The fifth workshop on NLP and XML with theme Multi-dimensional Markup in Natural Language Processing is the theme of the fifth workshop on NLP and XML (NLPXML-2006)
- What is Multi-dimensional Markup?
- What problems are associated with combining markup?
- Would these problems not disappear if we just did not use XML/SGML?
- What solutions are there for markup combinations?
- Where can I find more information on combining markup?
1. What is Multi-dimensional Markup?
Multi-dimensional markup refers to any combination of document annotations. For example, a document may contain specifications of typographic entities (headings, paragraphs and lines) as well as annotations of linguistic entities (sentences, phrases and words). The combination of two or more of such annotation sets is called Multi-dimensional markup.
2. What problems are associated with combining markup?

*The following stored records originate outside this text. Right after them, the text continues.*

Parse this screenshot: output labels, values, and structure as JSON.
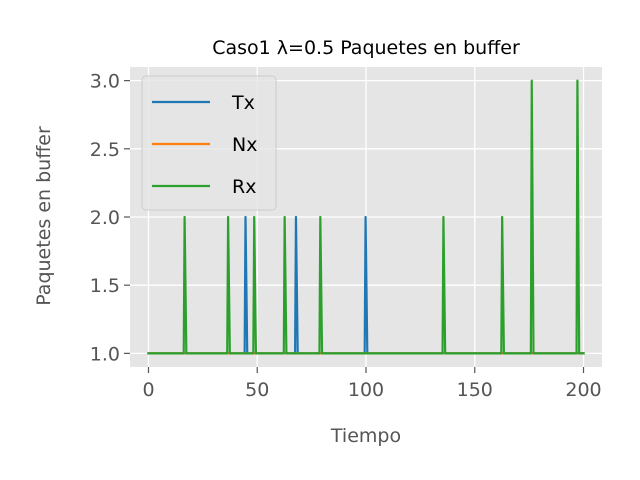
{
  "chart_data": {
    "type": "line",
    "title": "Caso1 λ=0.5 Paquetes en buffer",
    "xlabel": "Tiempo",
    "ylabel": "Paquetes en buffer",
    "xlim": [
      -8.5,
      208.5
    ],
    "ylim": [
      0.9,
      3.1
    ],
    "xticks": [
      0,
      50,
      100,
      150,
      200
    ],
    "xtick_labels": [
      "0",
      "50",
      "100",
      "150",
      "200"
    ],
    "yticks": [
      1.0,
      1.5,
      2.0,
      2.5,
      3.0
    ],
    "ytick_labels": [
      "1.0",
      "1.5",
      "2.0",
      "2.5",
      "3.0"
    ],
    "grid": true,
    "legend_position": "upper left",
    "background_color": "#e5e5e5",
    "series": [
      {
        "name": "Tx",
        "color": "#1f77b4",
        "x": [
          0,
          44.2,
          44.6,
          45.4,
          67.4,
          67.8,
          68.6,
          99.4,
          99.8,
          100.6,
          200
        ],
        "y": [
          1,
          1,
          2,
          1,
          1,
          2,
          1,
          1,
          2,
          1,
          1
        ]
      },
      {
        "name": "Nx",
        "color": "#ff7f0e",
        "x": [
          0,
          200
        ],
        "y": [
          1,
          1
        ]
      },
      {
        "name": "Rx",
        "color": "#2ca02c",
        "x": [
          0,
          16.2,
          16.6,
          17.4,
          36.2,
          36.6,
          37.4,
          48.2,
          48.6,
          49.4,
          62.2,
          62.6,
          63.4,
          78.6,
          79.0,
          79.8,
          135.2,
          135.6,
          136.4,
          162.2,
          162.6,
          163.4,
          175.8,
          176.2,
          177.0,
          196.8,
          197.2,
          198.0,
          200
        ],
        "y": [
          1,
          1,
          2,
          1,
          1,
          2,
          1,
          1,
          2,
          1,
          1,
          2,
          1,
          1,
          2,
          1,
          1,
          2,
          1,
          1,
          2,
          1,
          1,
          3,
          1,
          1,
          3,
          1,
          1
        ]
      }
    ]
  }
}
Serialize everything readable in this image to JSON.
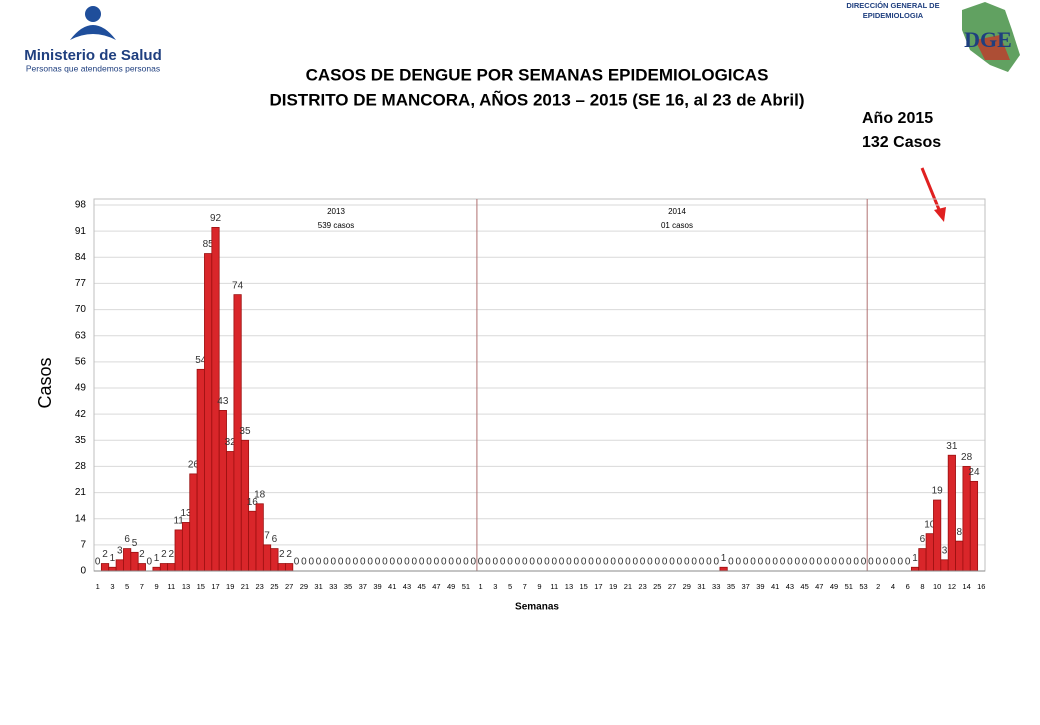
{
  "header": {
    "ministry": "Ministerio de Salud",
    "ministry_tagline": "Personas que atendemos personas",
    "agency_line1": "DIRECCIÓN GENERAL DE",
    "agency_line2": "EPIDEMIOLOGIA",
    "callout_line1": "Año 2015",
    "callout_line2": "132 Casos"
  },
  "chart_data": {
    "type": "bar",
    "title": "CASOS DE DENGUE POR SEMANAS EPIDEMIOLOGICAS",
    "subtitle": "DISTRITO DE MANCORA, AÑOS 2013 – 2015 (SE 16, al 23 de Abril)",
    "x_label": "Semanas",
    "y_label": "Casos",
    "annotations": [
      [
        "2013",
        "539 casos"
      ],
      [
        "2014",
        "01 casos"
      ]
    ],
    "color": "#d9262a",
    "grid": true,
    "ylim": [
      0,
      98
    ],
    "yticks": [
      0,
      7,
      14,
      21,
      28,
      35,
      42,
      49,
      56,
      63,
      70,
      77,
      84,
      91,
      98
    ],
    "year_breaks": [
      52,
      105
    ],
    "categories": [
      "1",
      null,
      "3",
      null,
      "5",
      null,
      "7",
      null,
      "9",
      null,
      "11",
      null,
      "13",
      null,
      "15",
      null,
      "17",
      null,
      "19",
      null,
      "21",
      null,
      "23",
      null,
      "25",
      null,
      "27",
      null,
      "29",
      null,
      "31",
      null,
      "33",
      null,
      "35",
      null,
      "37",
      null,
      "39",
      null,
      "41",
      null,
      "43",
      null,
      "45",
      null,
      "47",
      null,
      "49",
      null,
      "51",
      null,
      "1",
      null,
      "3",
      null,
      "5",
      null,
      "7",
      null,
      "9",
      null,
      "11",
      null,
      "13",
      null,
      "15",
      null,
      "17",
      null,
      "19",
      null,
      "21",
      null,
      "23",
      null,
      "25",
      null,
      "27",
      null,
      "29",
      null,
      "31",
      null,
      "33",
      null,
      "35",
      null,
      "37",
      null,
      "39",
      null,
      "41",
      null,
      "43",
      null,
      "45",
      null,
      "47",
      null,
      "49",
      null,
      "51",
      null,
      "53",
      null,
      "2",
      null,
      "4",
      null,
      "6",
      null,
      "8",
      null,
      "10",
      null,
      "12",
      null,
      "14",
      null,
      "16"
    ],
    "values": [
      0,
      2,
      1,
      3,
      6,
      5,
      2,
      0,
      1,
      2,
      2,
      11,
      13,
      26,
      54,
      85,
      92,
      43,
      32,
      74,
      35,
      16,
      18,
      7,
      6,
      2,
      2,
      0,
      0,
      0,
      0,
      0,
      0,
      0,
      0,
      0,
      0,
      0,
      0,
      0,
      0,
      0,
      0,
      0,
      0,
      0,
      0,
      0,
      0,
      0,
      0,
      0,
      0,
      0,
      0,
      0,
      0,
      0,
      0,
      0,
      0,
      0,
      0,
      0,
      0,
      0,
      0,
      0,
      0,
      0,
      0,
      0,
      0,
      0,
      0,
      0,
      0,
      0,
      0,
      0,
      0,
      0,
      0,
      0,
      0,
      1,
      0,
      0,
      0,
      0,
      0,
      0,
      0,
      0,
      0,
      0,
      0,
      0,
      0,
      0,
      0,
      0,
      0,
      0,
      0,
      0,
      0,
      0,
      0,
      0,
      0,
      1,
      6,
      10,
      19,
      3,
      31,
      8,
      28,
      24,
      null
    ]
  }
}
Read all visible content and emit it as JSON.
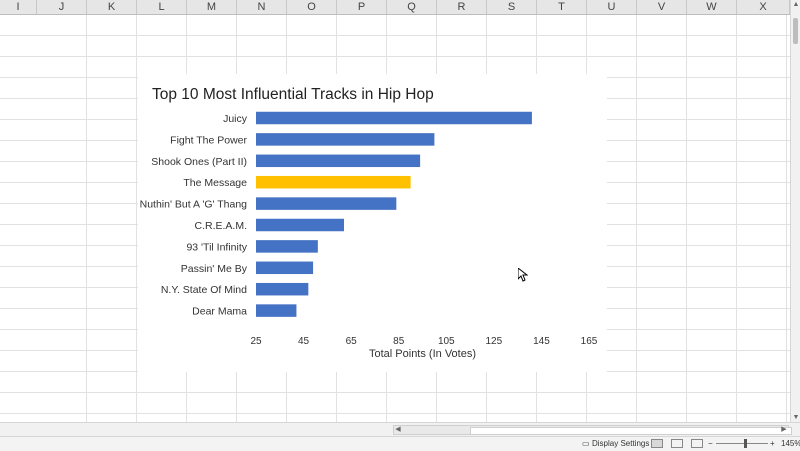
{
  "sheet": {
    "columns": [
      "I",
      "J",
      "K",
      "L",
      "M",
      "N",
      "O",
      "P",
      "Q",
      "R",
      "S",
      "T",
      "U",
      "V",
      "W",
      "X"
    ]
  },
  "status": {
    "display_settings": "Display Settings",
    "zoom": "145%"
  },
  "chart_data": {
    "type": "bar",
    "orientation": "horizontal",
    "title": "Top 10 Most Influential Tracks in Hip Hop",
    "xlabel": "Total Points (In Votes)",
    "ylabel": "",
    "xlim": [
      25,
      165
    ],
    "xticks": [
      25,
      45,
      65,
      85,
      105,
      125,
      145,
      165
    ],
    "grid": false,
    "categories": [
      "Juicy",
      "Fight The Power",
      "Shook Ones (Part II)",
      "The Message",
      "Nuthin' But A 'G' Thang",
      "C.R.E.A.M.",
      "93 'Til Infinity",
      "Passin' Me By",
      "N.Y. State Of Mind",
      "Dear Mama"
    ],
    "values": [
      141,
      100,
      94,
      90,
      84,
      62,
      51,
      49,
      47,
      42
    ],
    "colors": [
      "#4472c4",
      "#4472c4",
      "#4472c4",
      "#ffc000",
      "#4472c4",
      "#4472c4",
      "#4472c4",
      "#4472c4",
      "#4472c4",
      "#4472c4"
    ]
  }
}
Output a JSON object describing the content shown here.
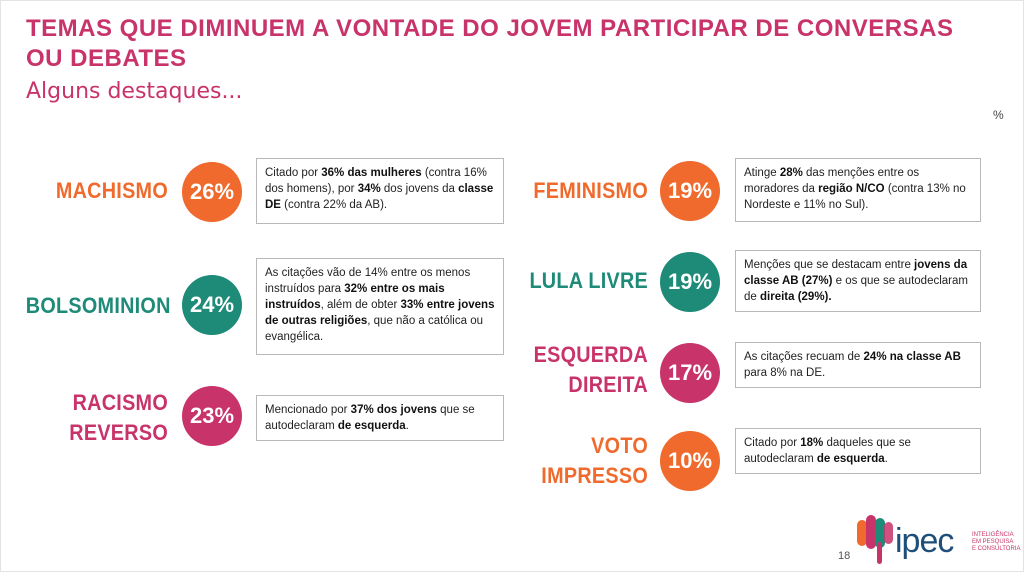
{
  "header": {
    "title": "TEMAS QUE DIMINUEM A VONTADE DO JOVEM PARTICIPAR DE CONVERSAS OU DEBATES",
    "subtitle": "Alguns destaques...",
    "unit": "%"
  },
  "items": [
    {
      "label": "MACHISMO",
      "value": "26%",
      "color": "#ef6a2c",
      "note_parts": [
        {
          "t": "Citado por ",
          "b": false
        },
        {
          "t": "36% das mulheres",
          "b": true
        },
        {
          "t": " (contra 16% dos homens), por ",
          "b": false
        },
        {
          "t": "34%",
          "b": true
        },
        {
          "t": " dos jovens da ",
          "b": false
        },
        {
          "t": "classe DE",
          "b": true
        },
        {
          "t": " (contra 22% da AB).",
          "b": false
        }
      ]
    },
    {
      "label": "BOLSOMINION",
      "value": "24%",
      "color": "#1e8a78",
      "note_parts": [
        {
          "t": "As citações vão de 14% entre os menos instruídos para ",
          "b": false
        },
        {
          "t": "32% entre os mais instruídos",
          "b": true
        },
        {
          "t": ", além de obter ",
          "b": false
        },
        {
          "t": "33% entre jovens de outras religiões",
          "b": true
        },
        {
          "t": ", que não a católica ou evangélica.",
          "b": false
        }
      ]
    },
    {
      "label_lines": [
        "RACISMO",
        "REVERSO"
      ],
      "value": "23%",
      "color": "#c8336a",
      "note_parts": [
        {
          "t": "Mencionado por ",
          "b": false
        },
        {
          "t": "37% dos jovens",
          "b": true
        },
        {
          "t": " que se autodeclaram ",
          "b": false
        },
        {
          "t": "de esquerda",
          "b": true
        },
        {
          "t": ".",
          "b": false
        }
      ]
    },
    {
      "label": "FEMINISMO",
      "value": "19%",
      "color": "#ef6a2c",
      "note_parts": [
        {
          "t": "Atinge ",
          "b": false
        },
        {
          "t": "28%",
          "b": true
        },
        {
          "t": " das menções entre os moradores da ",
          "b": false
        },
        {
          "t": "região N/CO",
          "b": true
        },
        {
          "t": " (contra 13% no Nordeste e 11% no Sul).",
          "b": false
        }
      ]
    },
    {
      "label": "LULA LIVRE",
      "value": "19%",
      "color": "#1e8a78",
      "note_parts": [
        {
          "t": "Menções que se destacam entre ",
          "b": false
        },
        {
          "t": "jovens da classe AB (27%)",
          "b": true
        },
        {
          "t": " e os que se autodeclaram de ",
          "b": false
        },
        {
          "t": "direita (29%).",
          "b": true
        }
      ]
    },
    {
      "label_lines": [
        "ESQUERDA",
        "DIREITA"
      ],
      "value": "17%",
      "color": "#c8336a",
      "note_parts": [
        {
          "t": "As citações recuam de ",
          "b": false
        },
        {
          "t": "24% na classe AB",
          "b": true
        },
        {
          "t": " para 8% na DE.",
          "b": false
        }
      ]
    },
    {
      "label_lines": [
        "VOTO",
        "IMPRESSO"
      ],
      "value": "10%",
      "color": "#ef6a2c",
      "note_parts": [
        {
          "t": "Citado por ",
          "b": false
        },
        {
          "t": "18%",
          "b": true
        },
        {
          "t": " daqueles que se autodeclaram ",
          "b": false
        },
        {
          "t": "de esquerda",
          "b": true
        },
        {
          "t": ".",
          "b": false
        }
      ]
    }
  ],
  "footer": {
    "page_number": "18",
    "logo_text": "ipec",
    "logo_tagline_lines": [
      "INTELIGÊNCIA",
      "EM PESQUISA",
      "E CONSULTORIA"
    ],
    "logo_colors": [
      "#ef6a2c",
      "#c8336a",
      "#1e8a78"
    ]
  }
}
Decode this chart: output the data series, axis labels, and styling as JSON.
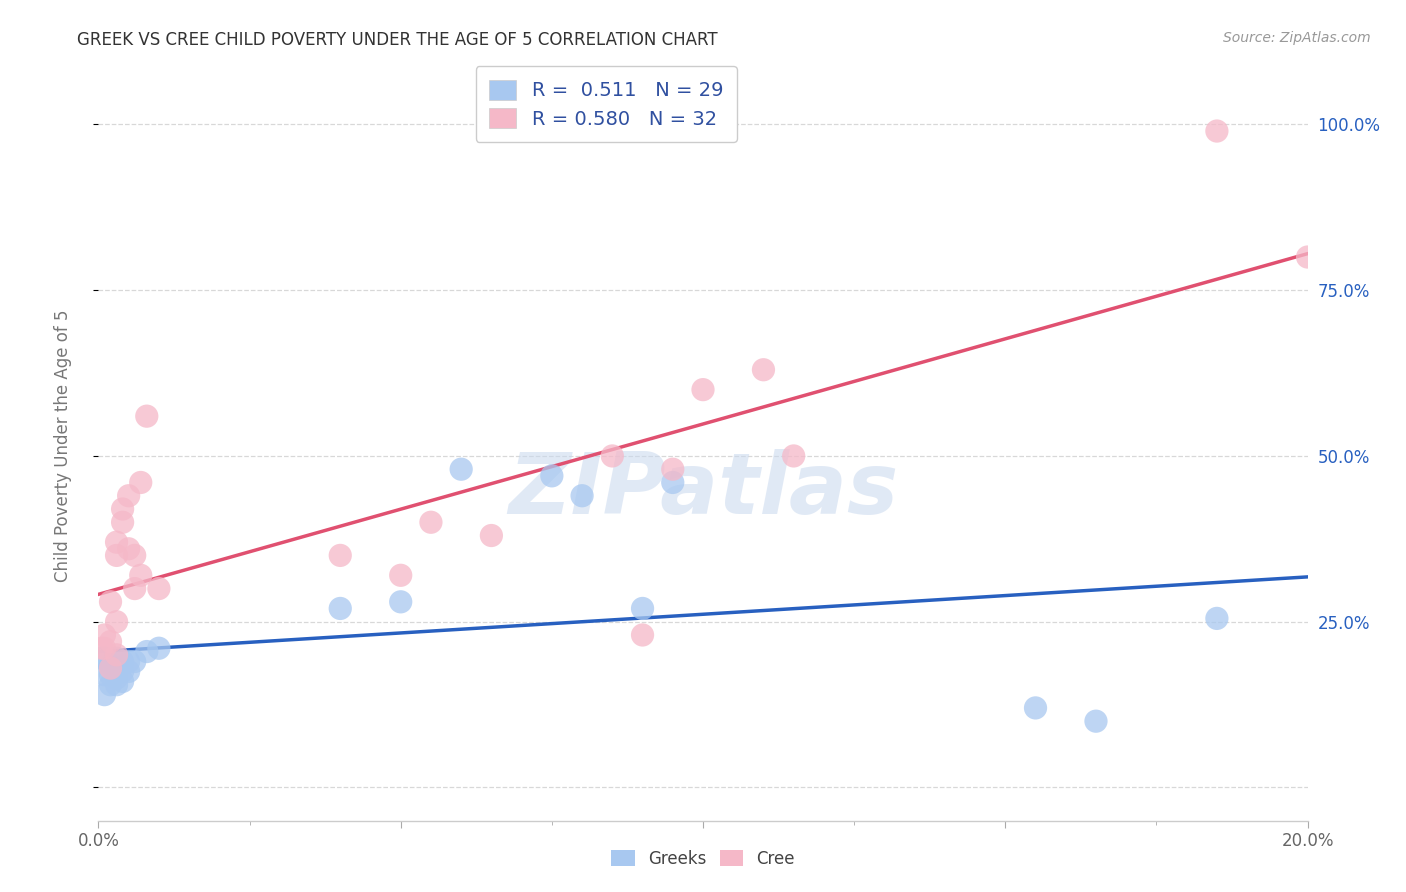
{
  "title": "GREEK VS CREE CHILD POVERTY UNDER THE AGE OF 5 CORRELATION CHART",
  "source": "Source: ZipAtlas.com",
  "ylabel": "Child Poverty Under the Age of 5",
  "xlim": [
    0.0,
    0.2
  ],
  "ylim": [
    -0.05,
    1.08
  ],
  "ytick_positions": [
    0.0,
    0.25,
    0.5,
    0.75,
    1.0
  ],
  "ytick_labels": [
    "",
    "25.0%",
    "50.0%",
    "75.0%",
    "100.0%"
  ],
  "greek_R": 0.511,
  "greek_N": 29,
  "cree_R": 0.58,
  "cree_N": 32,
  "greek_color": "#A8C8F0",
  "cree_color": "#F5B8C8",
  "greek_line_color": "#2860C0",
  "cree_line_color": "#E05070",
  "legend_text_color": "#3050A0",
  "watermark": "ZIPatlas",
  "background_color": "#ffffff",
  "grid_color": "#d8d8d8",
  "greek_x": [
    0.0005,
    0.001,
    0.001,
    0.001,
    0.002,
    0.002,
    0.002,
    0.003,
    0.003,
    0.003,
    0.003,
    0.004,
    0.004,
    0.004,
    0.005,
    0.005,
    0.006,
    0.008,
    0.01,
    0.04,
    0.05,
    0.06,
    0.075,
    0.08,
    0.09,
    0.095,
    0.155,
    0.165,
    0.185
  ],
  "greek_y": [
    0.195,
    0.14,
    0.17,
    0.195,
    0.155,
    0.17,
    0.185,
    0.155,
    0.165,
    0.175,
    0.195,
    0.16,
    0.175,
    0.19,
    0.175,
    0.19,
    0.19,
    0.205,
    0.21,
    0.27,
    0.28,
    0.48,
    0.47,
    0.44,
    0.27,
    0.46,
    0.12,
    0.1,
    0.255
  ],
  "cree_x": [
    0.0005,
    0.001,
    0.001,
    0.002,
    0.002,
    0.002,
    0.003,
    0.003,
    0.003,
    0.003,
    0.004,
    0.004,
    0.005,
    0.005,
    0.006,
    0.006,
    0.007,
    0.007,
    0.008,
    0.01,
    0.04,
    0.05,
    0.055,
    0.065,
    0.085,
    0.09,
    0.095,
    0.1,
    0.11,
    0.115,
    0.185,
    0.2
  ],
  "cree_y": [
    0.21,
    0.21,
    0.23,
    0.18,
    0.22,
    0.28,
    0.2,
    0.25,
    0.35,
    0.37,
    0.4,
    0.42,
    0.36,
    0.44,
    0.3,
    0.35,
    0.32,
    0.46,
    0.56,
    0.3,
    0.35,
    0.32,
    0.4,
    0.38,
    0.5,
    0.23,
    0.48,
    0.6,
    0.63,
    0.5,
    0.99,
    0.8
  ]
}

The biggest problem associated combining markup is overlap: when one entity continues after the end of a previously started entity: <entity1> A <entity2> B </entity1> C </entity2>. Such a construction can easily occur if two independent annotation sets are combined but it is not allowed in standard versions of XML.
A larger scale example of this problem can be found in Durusau & O'Donnell's XML Europe 2002 paper.
3. Would these problems not disappear if we just did not use XML/SGML?
This is indeed a problem of the structure of XML/SGML but abandoning these is not an option. XML is the current annotation standard and additional to XML annotations for text corpora, various XML processing software are being developed, all of which we want to be able to apply to our data.
4. What solutions are there for markup combinations?
The most common approach to combining different text annotations in the field of Natural Language Processing is standoff annotation, in which independent annotations pointing to positions in a text file are kept aside from the data. Well-known systems that use standoff markup are GATE (General Architecture for Text Engineering), Callisto, NXT (NITE XML Toolkit), MMAX, AGTK (Annotation Graph Toolkit) and ATLAS (Architecture and Tools for Linguistic Analysis Systems). Another solution is GODDAG which represents annotations as graphs rather than trees.
5. Where can I find more information on combining markup?
The theoretical and practical problems of combining different markup levels have been discussed at the different editions of the Extreme Markup conferences.
Another good source for information is the TEI Overlapping Markup SIG wiki.
The XML Hierarchies page on Cover Pages gives a timeline of events in hierachical annotation with many links to interesting information.